In a stop and frisk, police are allowed to pat down a person to determine whether they are carrying a weapon, but they are not allowed to search inside pockets or bags without probable cause. By complying with a police officer's command to "empty your pockets," the subject is effectively consenting to a search. The better course of action is to say, "Officer, I'm sorry, but I do not consent to any searches." Then, if the officer does search without consent, he could only charge the subject with the violation -- not the misdemeanor "in public view" possession -- and such a charge could be challenged in court.
"Police will intimidate people to get them to take the marijuana out of their pockets, then, once it's in public view, it's an arrestable offense," said the New York native Noah Mamber, of the Marijuana Policy Project. "It's not fair."
Although these offenders are typically sentenced only to a fine, the city gets its pound of flesh first. People busted for pot possession are handcuffed, taken to a police station, booked, and held in jail for 24 hours or more before being arraigned.
The NYPD's "stop and frisk and bust" policy appears to be aimed disproportionately at the city's minority residents and its youth. A whopping 86% of those arrested were black or Latino, even though research consistently shows that young whites use at a higher rate, and 70% of those arrested were under the age of 30.

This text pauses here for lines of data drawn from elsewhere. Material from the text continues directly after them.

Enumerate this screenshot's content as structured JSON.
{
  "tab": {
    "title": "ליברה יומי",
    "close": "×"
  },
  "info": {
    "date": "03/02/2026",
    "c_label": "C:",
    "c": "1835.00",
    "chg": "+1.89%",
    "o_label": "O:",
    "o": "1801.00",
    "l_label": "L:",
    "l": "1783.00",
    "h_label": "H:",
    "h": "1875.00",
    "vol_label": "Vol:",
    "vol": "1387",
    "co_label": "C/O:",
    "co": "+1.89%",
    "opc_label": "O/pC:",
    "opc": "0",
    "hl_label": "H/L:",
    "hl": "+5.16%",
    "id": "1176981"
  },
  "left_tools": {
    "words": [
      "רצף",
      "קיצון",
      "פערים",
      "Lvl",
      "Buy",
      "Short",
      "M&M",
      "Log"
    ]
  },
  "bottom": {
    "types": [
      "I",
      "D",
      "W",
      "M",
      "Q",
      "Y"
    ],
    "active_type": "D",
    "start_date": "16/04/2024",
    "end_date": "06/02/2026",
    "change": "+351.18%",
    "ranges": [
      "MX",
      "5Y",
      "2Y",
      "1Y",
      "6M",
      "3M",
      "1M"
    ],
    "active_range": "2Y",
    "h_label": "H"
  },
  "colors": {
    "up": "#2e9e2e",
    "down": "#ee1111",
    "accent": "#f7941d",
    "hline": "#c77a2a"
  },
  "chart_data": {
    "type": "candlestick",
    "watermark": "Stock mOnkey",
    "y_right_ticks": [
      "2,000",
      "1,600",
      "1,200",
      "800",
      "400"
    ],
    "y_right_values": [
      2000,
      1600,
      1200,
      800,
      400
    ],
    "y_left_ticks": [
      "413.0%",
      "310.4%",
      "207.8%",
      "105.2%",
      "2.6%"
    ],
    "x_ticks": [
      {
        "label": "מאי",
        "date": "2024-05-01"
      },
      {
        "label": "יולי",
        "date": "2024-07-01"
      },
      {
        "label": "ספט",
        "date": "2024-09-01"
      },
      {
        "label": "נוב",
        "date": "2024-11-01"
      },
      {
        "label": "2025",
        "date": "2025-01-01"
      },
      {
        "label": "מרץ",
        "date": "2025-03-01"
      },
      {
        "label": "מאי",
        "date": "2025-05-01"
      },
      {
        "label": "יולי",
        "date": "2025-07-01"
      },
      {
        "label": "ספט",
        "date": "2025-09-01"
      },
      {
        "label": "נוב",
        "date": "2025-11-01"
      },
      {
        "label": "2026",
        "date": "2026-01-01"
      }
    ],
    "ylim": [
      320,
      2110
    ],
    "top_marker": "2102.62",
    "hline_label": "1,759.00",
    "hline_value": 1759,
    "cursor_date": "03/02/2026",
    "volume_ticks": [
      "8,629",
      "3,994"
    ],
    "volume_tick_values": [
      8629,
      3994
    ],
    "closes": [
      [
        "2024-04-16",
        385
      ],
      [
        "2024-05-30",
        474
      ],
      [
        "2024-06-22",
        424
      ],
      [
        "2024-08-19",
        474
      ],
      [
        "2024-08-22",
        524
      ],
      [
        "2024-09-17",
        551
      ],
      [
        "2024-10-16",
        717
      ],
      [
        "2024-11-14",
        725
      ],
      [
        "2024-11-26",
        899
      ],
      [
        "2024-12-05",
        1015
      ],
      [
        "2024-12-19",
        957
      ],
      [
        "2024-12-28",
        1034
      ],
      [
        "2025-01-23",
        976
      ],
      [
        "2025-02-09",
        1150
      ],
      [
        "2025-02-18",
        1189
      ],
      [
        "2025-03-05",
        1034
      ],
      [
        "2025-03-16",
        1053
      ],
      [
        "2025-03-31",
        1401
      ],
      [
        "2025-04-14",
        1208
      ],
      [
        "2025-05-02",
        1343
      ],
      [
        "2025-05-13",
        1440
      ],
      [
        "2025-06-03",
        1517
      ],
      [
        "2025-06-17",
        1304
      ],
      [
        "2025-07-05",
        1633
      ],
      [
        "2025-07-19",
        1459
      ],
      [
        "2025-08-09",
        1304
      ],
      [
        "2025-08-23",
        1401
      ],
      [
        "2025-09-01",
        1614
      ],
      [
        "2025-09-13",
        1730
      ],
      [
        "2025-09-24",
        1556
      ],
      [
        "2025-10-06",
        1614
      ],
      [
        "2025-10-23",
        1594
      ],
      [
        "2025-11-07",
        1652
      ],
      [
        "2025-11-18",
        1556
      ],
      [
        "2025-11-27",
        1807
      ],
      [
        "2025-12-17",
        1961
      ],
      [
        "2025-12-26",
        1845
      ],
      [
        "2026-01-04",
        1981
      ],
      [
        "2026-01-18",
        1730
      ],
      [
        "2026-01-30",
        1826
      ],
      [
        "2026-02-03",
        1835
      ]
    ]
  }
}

"The NYPD's marijuana enforcement practices are racially biased, unjust, and costly," said Gabriel Sayegh, DPA's New York state director. "The mayor can end these arrests immediately by simply ordering Police Commissioner Ray Kelly and the NYPD to follow the legislative intent of the 1977 decriminalization law. What the Legislature found in 1977 holds true today: Arrests for small amounts of marijuana are inappropriate and wasteful."

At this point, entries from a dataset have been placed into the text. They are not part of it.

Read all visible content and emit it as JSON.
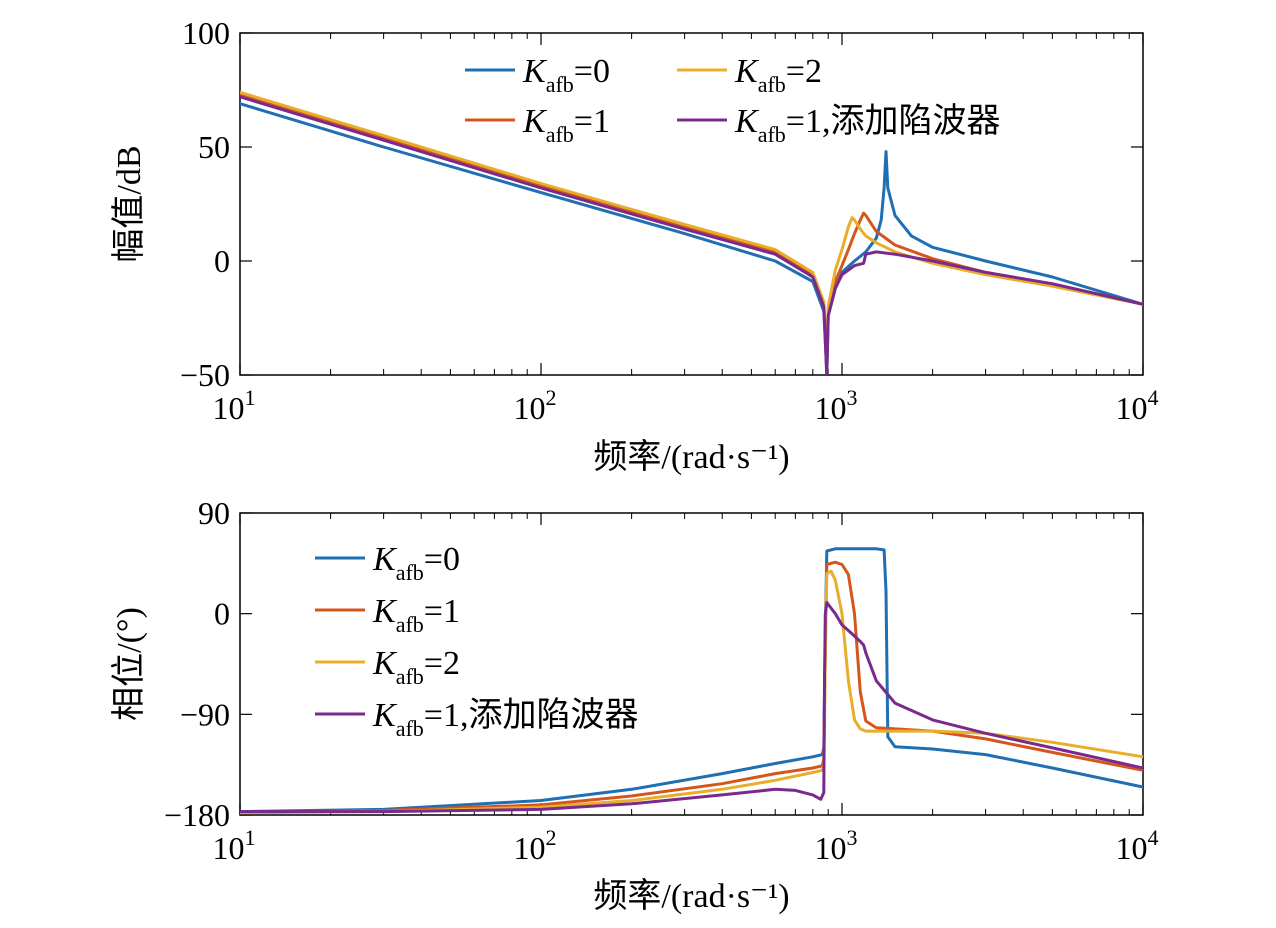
{
  "colors": {
    "k0": "#1f6fb2",
    "k1": "#d4561b",
    "k2": "#e8ad2b",
    "notch": "#7a2a8c"
  },
  "chart_data": [
    {
      "type": "line",
      "xscale": "log",
      "xlim": [
        10,
        10000
      ],
      "ylim": [
        -50,
        100
      ],
      "xlabel": "频率/(rad·s⁻¹)",
      "ylabel": "幅值/dB",
      "xticks": [
        10,
        100,
        1000,
        10000
      ],
      "yticks": [
        100,
        50,
        0,
        -50
      ],
      "xtick_labels": [
        {
          "base": "10",
          "exp": "1"
        },
        {
          "base": "10",
          "exp": "2"
        },
        {
          "base": "10",
          "exp": "3"
        },
        {
          "base": "10",
          "exp": "4"
        }
      ],
      "ytick_labels": [
        "100",
        "50",
        "0",
        "−50"
      ],
      "legend_position": "top",
      "series": [
        {
          "name": "Kafb=0",
          "label_main": "K",
          "label_sub": "afb",
          "label_tail": "=0",
          "color_key": "k0",
          "x": [
            10,
            30,
            100,
            300,
            600,
            800,
            870,
            880,
            890,
            900,
            950,
            1000,
            1100,
            1200,
            1300,
            1350,
            1380,
            1400,
            1420,
            1500,
            1700,
            2000,
            3000,
            5000,
            10000
          ],
          "y": [
            69,
            50,
            30,
            12,
            0,
            -9,
            -22,
            -35,
            -50,
            -24,
            -12,
            -5,
            0,
            4,
            10,
            18,
            32,
            48,
            32,
            20,
            11,
            6,
            0,
            -7,
            -19
          ]
        },
        {
          "name": "Kafb=1",
          "label_main": "K",
          "label_sub": "afb",
          "label_tail": "=1",
          "color_key": "k1",
          "x": [
            10,
            30,
            100,
            300,
            600,
            800,
            870,
            880,
            890,
            900,
            950,
            1000,
            1050,
            1100,
            1150,
            1180,
            1200,
            1300,
            1500,
            2000,
            3000,
            5000,
            10000
          ],
          "y": [
            73,
            54,
            33,
            15,
            4,
            -6,
            -20,
            -33,
            -48,
            -22,
            -9,
            -2,
            5,
            12,
            18,
            21,
            20,
            13,
            7,
            1,
            -5,
            -10,
            -19
          ]
        },
        {
          "name": "Kafb=2",
          "label_main": "K",
          "label_sub": "afb",
          "label_tail": "=2",
          "color_key": "k2",
          "x": [
            10,
            30,
            100,
            300,
            600,
            800,
            870,
            880,
            890,
            900,
            950,
            1000,
            1050,
            1080,
            1100,
            1150,
            1200,
            1300,
            1500,
            2000,
            3000,
            5000,
            10000
          ],
          "y": [
            74,
            55,
            34,
            16,
            5,
            -5,
            -18,
            -30,
            -44,
            -20,
            -4,
            5,
            15,
            19,
            18,
            14,
            11,
            8,
            4,
            -1,
            -6,
            -11,
            -19
          ]
        },
        {
          "name": "Kafb=1,添加陷波器",
          "label_main": "K",
          "label_sub": "afb",
          "label_tail": "=1,添加陷波器",
          "color_key": "notch",
          "x": [
            10,
            30,
            100,
            300,
            600,
            800,
            870,
            880,
            890,
            900,
            950,
            1000,
            1100,
            1180,
            1200,
            1300,
            1500,
            2000,
            3000,
            5000,
            10000
          ],
          "y": [
            72,
            53,
            32,
            14,
            3,
            -7,
            -20,
            -35,
            -50,
            -24,
            -12,
            -6,
            -2,
            -1,
            3,
            4,
            3,
            0,
            -5,
            -10,
            -19
          ]
        }
      ]
    },
    {
      "type": "line",
      "xscale": "log",
      "xlim": [
        10,
        10000
      ],
      "ylim": [
        -180,
        90
      ],
      "xlabel": "频率/(rad·s⁻¹)",
      "ylabel": "相位/(°)",
      "xticks": [
        10,
        100,
        1000,
        10000
      ],
      "yticks": [
        90,
        0,
        -90,
        -180
      ],
      "xtick_labels": [
        {
          "base": "10",
          "exp": "1"
        },
        {
          "base": "10",
          "exp": "2"
        },
        {
          "base": "10",
          "exp": "3"
        },
        {
          "base": "10",
          "exp": "4"
        }
      ],
      "ytick_labels": [
        "90",
        "0",
        "−90",
        "−180"
      ],
      "legend_position": "top-left",
      "series": [
        {
          "name": "Kafb=0",
          "label_main": "K",
          "label_sub": "afb",
          "label_tail": "=0",
          "color_key": "k0",
          "x": [
            10,
            30,
            100,
            200,
            400,
            600,
            800,
            860,
            870,
            880,
            890,
            950,
            1100,
            1300,
            1380,
            1400,
            1420,
            1500,
            2000,
            3000,
            5000,
            10000
          ],
          "y": [
            -177,
            -175,
            -167,
            -157,
            -143,
            -134,
            -128,
            -126,
            -120,
            -20,
            56,
            58,
            58,
            58,
            57,
            20,
            -110,
            -119,
            -121,
            -126,
            -138,
            -155
          ]
        },
        {
          "name": "Kafb=1",
          "label_main": "K",
          "label_sub": "afb",
          "label_tail": "=1",
          "color_key": "k1",
          "x": [
            10,
            30,
            100,
            200,
            400,
            600,
            800,
            860,
            870,
            880,
            890,
            950,
            1000,
            1050,
            1100,
            1150,
            1200,
            1300,
            1500,
            2000,
            3000,
            5000,
            10000
          ],
          "y": [
            -178,
            -176,
            -171,
            -163,
            -152,
            -143,
            -138,
            -136,
            -130,
            -30,
            44,
            46,
            44,
            35,
            0,
            -70,
            -96,
            -102,
            -103,
            -105,
            -112,
            -124,
            -140
          ]
        },
        {
          "name": "Kafb=2",
          "label_main": "K",
          "label_sub": "afb",
          "label_tail": "=2",
          "color_key": "k2",
          "x": [
            10,
            30,
            100,
            200,
            400,
            600,
            800,
            860,
            870,
            880,
            890,
            920,
            950,
            1000,
            1050,
            1100,
            1150,
            1200,
            1500,
            2000,
            3000,
            5000,
            10000
          ],
          "y": [
            -178,
            -177,
            -173,
            -167,
            -157,
            -149,
            -142,
            -140,
            -135,
            -40,
            36,
            38,
            30,
            0,
            -60,
            -95,
            -103,
            -105,
            -105,
            -105,
            -107,
            -115,
            -128
          ]
        },
        {
          "name": "Kafb=1,添加陷波器",
          "label_main": "K",
          "label_sub": "afb",
          "label_tail": "=1,添加陷波器",
          "color_key": "notch",
          "x": [
            10,
            30,
            100,
            200,
            400,
            600,
            700,
            800,
            850,
            870,
            875,
            880,
            890,
            950,
            1000,
            1100,
            1150,
            1180,
            1200,
            1300,
            1500,
            2000,
            3000,
            5000,
            10000
          ],
          "y": [
            -177,
            -177,
            -175,
            -170,
            -162,
            -157,
            -158,
            -162,
            -166,
            -160,
            -60,
            0,
            10,
            0,
            -10,
            -20,
            -25,
            -28,
            -35,
            -60,
            -80,
            -95,
            -107,
            -120,
            -138
          ]
        }
      ]
    }
  ]
}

"There is no sane reason New York City should have a higher per capita marijuana possession arrest rate than South Carolina or Georgia or Oklahoma," said Allen St. Pierre, executive director of the National Organization for the Reform of Marijuana Laws. (NORML). "The really vexing part is that the numbers have gone up when they should be going down and that they racial disparity numbers are still at about nine to one. This really seems to belie New York City otherwise progressive attitudes on social issues. Ironically, it's safer to be a cannabis consumer in Buffalo or Schenectady than in Greenwich Village, because police in those cities respect the intent of the law."
The policy is really "a left-handed jobs program for New York City police," St. Pierre continued. "Police in the city can't negotiate increased wages and salaries, but they seem to have an agreement with the mayor's office that they can achieve pay increases by arresting cannabis consumers and then getting overtime. Harry Levine calls it 'dollars for collars.'"

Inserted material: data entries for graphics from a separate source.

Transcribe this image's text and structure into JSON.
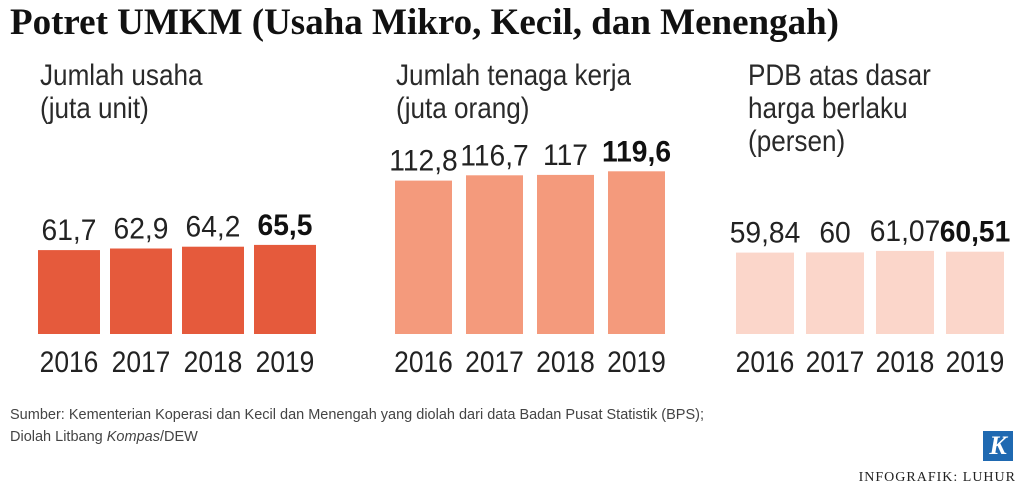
{
  "title": "Potret UMKM (Usaha Mikro, Kecil, dan Menengah)",
  "chart_data": [
    {
      "type": "bar",
      "title_lines": [
        "Jumlah usaha",
        "(juta unit)"
      ],
      "categories": [
        "2016",
        "2017",
        "2018",
        "2019"
      ],
      "values": [
        61.7,
        62.9,
        64.2,
        65.5
      ],
      "value_labels": [
        "61,7",
        "62,9",
        "64,2",
        "65,5"
      ],
      "bold_index": 3,
      "color": "#E55A3C",
      "grid": false
    },
    {
      "type": "bar",
      "title_lines": [
        "Jumlah tenaga kerja",
        "(juta orang)"
      ],
      "categories": [
        "2016",
        "2017",
        "2018",
        "2019"
      ],
      "values": [
        112.8,
        116.7,
        117,
        119.6
      ],
      "value_labels": [
        "112,8",
        "116,7",
        "117",
        "119,6"
      ],
      "bold_index": 3,
      "color": "#F49A7C",
      "grid": false
    },
    {
      "type": "bar",
      "title_lines": [
        "PDB atas dasar",
        "harga berlaku",
        "(persen)"
      ],
      "categories": [
        "2016",
        "2017",
        "2018",
        "2019"
      ],
      "values": [
        59.84,
        60,
        61.07,
        60.51
      ],
      "value_labels": [
        "59,84",
        "60",
        "61,07",
        "60,51"
      ],
      "bold_index": 3,
      "color": "#FBD6CA",
      "grid": false
    }
  ],
  "source": {
    "line1": "Sumber: Kementerian Koperasi dan Kecil dan Menengah yang diolah dari data Badan Pusat Statistik (BPS);",
    "line2_prefix": "Diolah Litbang ",
    "line2_italic": "Kompas",
    "line2_suffix": "/DEW"
  },
  "logo": {
    "letter": "K",
    "color": "#1F69B1"
  },
  "credit": "INFOGRAFIK: LUHUR"
}
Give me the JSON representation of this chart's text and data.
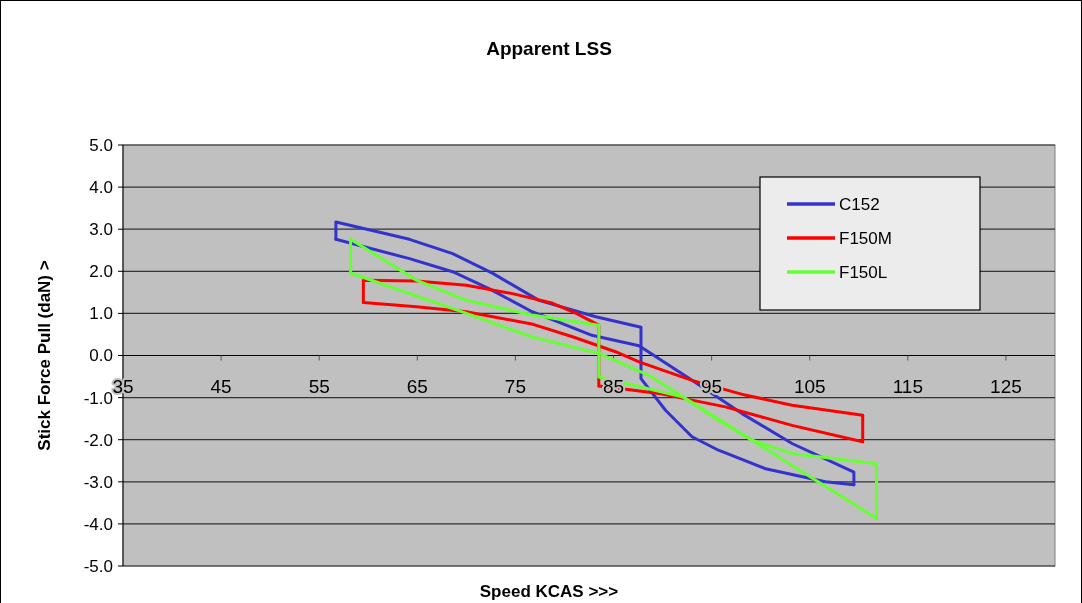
{
  "chart_data": {
    "type": "line",
    "title": "Apparent LSS",
    "xlabel": "Speed KCAS >>>",
    "ylabel": "Stick Force Pull (daN) >",
    "xlim": [
      35,
      130
    ],
    "xticks": [
      35,
      45,
      55,
      65,
      75,
      85,
      95,
      105,
      115,
      125
    ],
    "ylim": [
      -5,
      5
    ],
    "yticks": [
      {
        "value": -5,
        "label": "-5.0"
      },
      {
        "value": -4,
        "label": "-4.0"
      },
      {
        "value": -3,
        "label": "-3.0"
      },
      {
        "value": -2,
        "label": "-2.0"
      },
      {
        "value": -1,
        "label": "-1.0"
      },
      {
        "value": 0,
        "label": "0.0"
      },
      {
        "value": 1,
        "label": "1.0"
      },
      {
        "value": 2,
        "label": "2.0"
      },
      {
        "value": 3,
        "label": "3.0"
      },
      {
        "value": 4,
        "label": "4.0"
      },
      {
        "value": 5,
        "label": "5.0"
      }
    ],
    "grid": "y",
    "legend": "top right",
    "marker": "none",
    "line_style": "solid",
    "series": [
      {
        "name": "C152",
        "color": "#3333cc",
        "x": [
          56.7,
          64.2,
          68.6,
          72.3,
          76.7,
          82.8,
          87.6,
          93.0,
          98.1,
          103.2,
          109.5,
          109.5
        ],
        "values": [
          2.76,
          2.3,
          1.99,
          1.59,
          1.04,
          0.48,
          0.23,
          -0.59,
          -1.38,
          -2.09,
          -2.77,
          -3.07
        ]
      },
      {
        "color": "#3333cc",
        "x": [
          109.5,
          106.6,
          100.5,
          95.7,
          93.0,
          90.3,
          87.8,
          87.8,
          87.8,
          83.2,
          77.4,
          72.7,
          68.6,
          64.2,
          56.7,
          56.7
        ],
        "values": [
          -3.07,
          -3.0,
          -2.69,
          -2.25,
          -1.93,
          -1.3,
          -0.55,
          0.6,
          0.67,
          0.92,
          1.31,
          1.95,
          2.42,
          2.76,
          3.17,
          2.76
        ]
      },
      {
        "name": "F150M",
        "color": "#ff0000",
        "x": [
          59.5,
          59.5,
          64.9,
          70.0,
          74.7,
          78.8,
          81.2,
          83.5,
          83.5,
          83.9,
          89.6,
          96.4,
          103.2,
          110.4,
          110.4
        ],
        "values": [
          1.26,
          1.79,
          1.77,
          1.67,
          1.47,
          1.24,
          1.0,
          0.72,
          -0.73,
          -0.73,
          -0.9,
          -1.22,
          -1.66,
          -2.05,
          -1.42
        ]
      },
      {
        "color": "#ff0000",
        "x": [
          110.4,
          103.2,
          98.4,
          93.0,
          87.6,
          85.2,
          80.9,
          76.8,
          70.0,
          64.9,
          59.5
        ],
        "values": [
          -1.42,
          -1.18,
          -0.94,
          -0.59,
          -0.15,
          0.09,
          0.44,
          0.74,
          1.04,
          1.16,
          1.26
        ]
      },
      {
        "name": "F150L",
        "color": "#66ff33",
        "x": [
          58.2,
          58.2,
          64.9,
          70.0,
          76.7,
          83.5,
          83.5,
          92.0,
          95.7,
          99.1,
          103.2,
          111.8,
          111.8
        ],
        "values": [
          1.96,
          2.76,
          1.79,
          1.31,
          0.96,
          0.72,
          -0.51,
          -0.98,
          -1.54,
          -2.01,
          -2.33,
          -2.57,
          -3.87
        ]
      },
      {
        "color": "#66ff33",
        "x": [
          111.8,
          88.6,
          83.5,
          76.7,
          70.0,
          58.2
        ],
        "values": [
          -3.87,
          -0.47,
          0.05,
          0.44,
          1.0,
          1.96
        ]
      }
    ]
  }
}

"This is nothing surprising," sighed Morgan Fox, MPP director of communications. "New York City has been an epicenter of marijuana arrests for years, and the racial disparities are no surprise either.
New York City needs to change its low-down ways, said Fox. "They either need to amend the law so it is completely and truly decriminalized, or they could just tax and regulate it similar to alcohol," he argued.
DPA and the IJJRA are working on it on a couple of different levels. The two groups have launched a training program called "Know Your Rights, Build Your Future," which will hold training sessions across the city to educate New Yorkers about their rights and the law. They are also calling on the city council to hold hearings to learn more about the human and fiscal costs of the arrests and to demand greater accountability from the NYPD.
In the mean time, New York City pot smokers need to watch out -- especially if they're young, non-white, or in the outer boroughs. And they would be well-served to educate themselves about what their rights are and how to effectively exercise them.